There’s nothing wrong with being tall. In fact, now I love it! But for some reason, I had created this idea that girls couldn’t be tall, especially not taller than boys. That would mean I’d be considered “big” or “large” or “fat” (which happened to be the worst thing at the time). Naturally, I went about every way to suppress my height; from casually squatting in pictures with friends to sporting nothing but flats or kitten heels at formal events. I may have once also lunged out of a dark, crowded bar while chatting up a dude, doing my best to mask our height gap (Did I mention he was about 5’4”? Picture it. I dare you).
It wasn’t until my Dad had met his 5’10” wife that I started to be more accepting of my height. He often raved about her elegance when she graciously walked into a room and encouraged me to do the same. Once I realized that these long limbs weren’t going anywhere, I decided to take the plunge.

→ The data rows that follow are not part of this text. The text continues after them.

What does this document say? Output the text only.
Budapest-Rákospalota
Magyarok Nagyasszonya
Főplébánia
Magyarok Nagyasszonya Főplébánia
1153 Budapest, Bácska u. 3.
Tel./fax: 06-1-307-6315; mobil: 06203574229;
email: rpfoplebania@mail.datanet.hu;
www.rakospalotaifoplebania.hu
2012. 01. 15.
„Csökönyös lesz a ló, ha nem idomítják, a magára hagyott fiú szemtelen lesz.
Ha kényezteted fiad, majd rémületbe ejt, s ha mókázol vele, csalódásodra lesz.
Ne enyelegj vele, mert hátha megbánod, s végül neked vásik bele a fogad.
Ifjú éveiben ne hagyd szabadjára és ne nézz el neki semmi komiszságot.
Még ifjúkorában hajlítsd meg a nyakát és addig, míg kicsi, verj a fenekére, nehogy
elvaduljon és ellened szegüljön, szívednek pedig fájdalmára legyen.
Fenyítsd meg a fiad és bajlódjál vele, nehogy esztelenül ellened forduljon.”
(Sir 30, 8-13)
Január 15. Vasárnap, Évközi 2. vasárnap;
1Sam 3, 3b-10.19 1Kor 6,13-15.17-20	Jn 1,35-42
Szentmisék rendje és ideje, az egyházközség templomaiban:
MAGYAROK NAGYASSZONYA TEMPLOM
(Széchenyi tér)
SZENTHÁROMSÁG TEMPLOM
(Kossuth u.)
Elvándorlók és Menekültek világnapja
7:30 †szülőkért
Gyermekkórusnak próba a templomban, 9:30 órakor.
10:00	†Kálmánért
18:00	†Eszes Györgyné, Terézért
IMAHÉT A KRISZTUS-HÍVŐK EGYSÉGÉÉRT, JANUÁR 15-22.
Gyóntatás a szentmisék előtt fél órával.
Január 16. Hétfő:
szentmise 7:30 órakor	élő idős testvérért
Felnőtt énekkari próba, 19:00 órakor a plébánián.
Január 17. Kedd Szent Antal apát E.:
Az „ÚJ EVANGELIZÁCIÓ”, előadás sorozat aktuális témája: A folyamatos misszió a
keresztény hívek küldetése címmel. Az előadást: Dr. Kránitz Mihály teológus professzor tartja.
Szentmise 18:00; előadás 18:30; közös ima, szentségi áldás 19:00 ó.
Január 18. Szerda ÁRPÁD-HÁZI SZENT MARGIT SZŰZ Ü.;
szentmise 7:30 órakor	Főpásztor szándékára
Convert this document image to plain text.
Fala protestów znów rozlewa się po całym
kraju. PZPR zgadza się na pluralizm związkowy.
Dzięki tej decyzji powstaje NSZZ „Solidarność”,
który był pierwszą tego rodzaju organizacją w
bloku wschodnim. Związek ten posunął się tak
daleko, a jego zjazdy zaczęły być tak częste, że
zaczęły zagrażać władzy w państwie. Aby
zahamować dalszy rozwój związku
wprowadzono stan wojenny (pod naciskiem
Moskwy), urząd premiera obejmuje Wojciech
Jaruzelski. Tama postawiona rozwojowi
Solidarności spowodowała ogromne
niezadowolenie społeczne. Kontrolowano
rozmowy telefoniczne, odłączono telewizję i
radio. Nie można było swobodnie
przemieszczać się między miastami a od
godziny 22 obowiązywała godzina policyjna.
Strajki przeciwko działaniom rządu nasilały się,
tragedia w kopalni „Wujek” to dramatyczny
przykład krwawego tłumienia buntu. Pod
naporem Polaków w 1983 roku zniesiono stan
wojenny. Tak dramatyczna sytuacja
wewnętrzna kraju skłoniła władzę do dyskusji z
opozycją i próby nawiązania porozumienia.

One night during my university days, I headed out to a bar in Old Montreal with a few girlfriends. Being fully aware of the not-so-long-legged-men in the Montreal scene, I strapped on my heels and strut my daddy long legs into the bar. Gazing around, only to find the tops of many male heads, I knew what I was in for. But what did I care? I was going to do my thang anyway!
Later in the night I found myself dancing [read: awkwardly leg-grinding/air-humping] with a fellow Frenchie. Over the loud trashy music, he screamed the inevitable words, “You’re so tall!” to which I replied, “I know – do you like it?”
His response? “NO, YOU’RE TOO TALL!”
I could’ve left this situation in a number of ways. I could’ve walked away, beating myself up once again, for not being the short, cute, petite girl that the typical guy would go after. Instead, I walked away feeling more empowered than ever. I wasn’t going to curve my spine and droop my shoulders over this one; slouching isn’t sexy, after all. ‘Cause let’s face it – when it comes to height (or lack of), there’s no changing it, so why not pull your shoulders back, stand tall and wear what you’ve been given with pride?
A little mantra that really resonated with me was from a former theatre teacher who told me, “When you walk into a room, WALK into a room.” From that point onwards, I wore my 5’11” and ¾ frame with pride and I encourage you to do the same. There is so much beauty in someone who exemplifies true confidence in everything they are – don’t go hiding any of it!
What’s something you’ve overcome that’s resulted in self-love?